The Stigma of Unemployment

Naked Capitalism can’t understand why Americans who lose jobs “become pariahs in the job market.”

I think there have been significant second-order effects as a result of a restructuring of the American workplace by employer who like to claim that “employees are our most important asset”: but really treat them as expenses to be minimized, ruthlessly. One is the way unemployment quickly becomes a barrier to getting a job again. There has always been bit of a stigma surrounding unemployment, since the concern is that the individual lost his job for performance reasons, as opposed to bad luck …

But I’ve seen the bias become far more ingrained over time, reinforced and rationalized by the bizarre way that companies now spec jobs. Whereas in the stone ages they’d hire a competent-seeming individual with some relevant experience, they now look for people who have done exactly the same job at a similar company. This overly narrow hiring spec then leads to absurd, widespread complaint that companies can’t find people with the right skills. That’s bunk. As Dean Baker has pointed out repeatedly, it means they need to pay more, or as I’d suggest, they need to broaden their horizon a tad.

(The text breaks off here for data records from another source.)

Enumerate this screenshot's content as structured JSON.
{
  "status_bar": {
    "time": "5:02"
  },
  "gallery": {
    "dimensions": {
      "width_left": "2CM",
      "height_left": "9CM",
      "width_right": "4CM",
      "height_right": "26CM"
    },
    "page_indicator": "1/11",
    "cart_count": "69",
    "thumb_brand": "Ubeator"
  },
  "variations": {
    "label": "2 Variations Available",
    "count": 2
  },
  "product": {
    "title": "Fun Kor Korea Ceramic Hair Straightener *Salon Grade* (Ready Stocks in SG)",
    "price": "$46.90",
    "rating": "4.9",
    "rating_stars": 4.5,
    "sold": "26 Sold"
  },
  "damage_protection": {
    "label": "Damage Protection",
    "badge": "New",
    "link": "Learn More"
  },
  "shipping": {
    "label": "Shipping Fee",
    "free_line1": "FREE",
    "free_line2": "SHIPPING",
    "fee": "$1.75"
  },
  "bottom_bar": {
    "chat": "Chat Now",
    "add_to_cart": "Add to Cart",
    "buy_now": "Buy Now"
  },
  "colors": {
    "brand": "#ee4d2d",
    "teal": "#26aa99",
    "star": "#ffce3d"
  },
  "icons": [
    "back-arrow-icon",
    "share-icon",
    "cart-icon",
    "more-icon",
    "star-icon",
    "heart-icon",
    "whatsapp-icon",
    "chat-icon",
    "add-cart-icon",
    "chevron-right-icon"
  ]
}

The idea that people need a lot of costly training is in most cases grossly exaggerated, a convenient “whocoulddanode” for manager who are quick to fire people and then discover when they want to gear back up that there are costs of brining new workers on, no matter how hard they try to minimize them.

The post concludes

So this “skills” meme is basically an excuse for bad policy and lazy management. It allows for the rationalization of outcomes that would have been seen as unacceptable in the Reagan era. And it’s hard to pin this development on the Fed. This weakening of the position of workers is the result of both deliberate action and misguided economics frameworks. It’s time to take aim at the ideology, not just some of its key followers.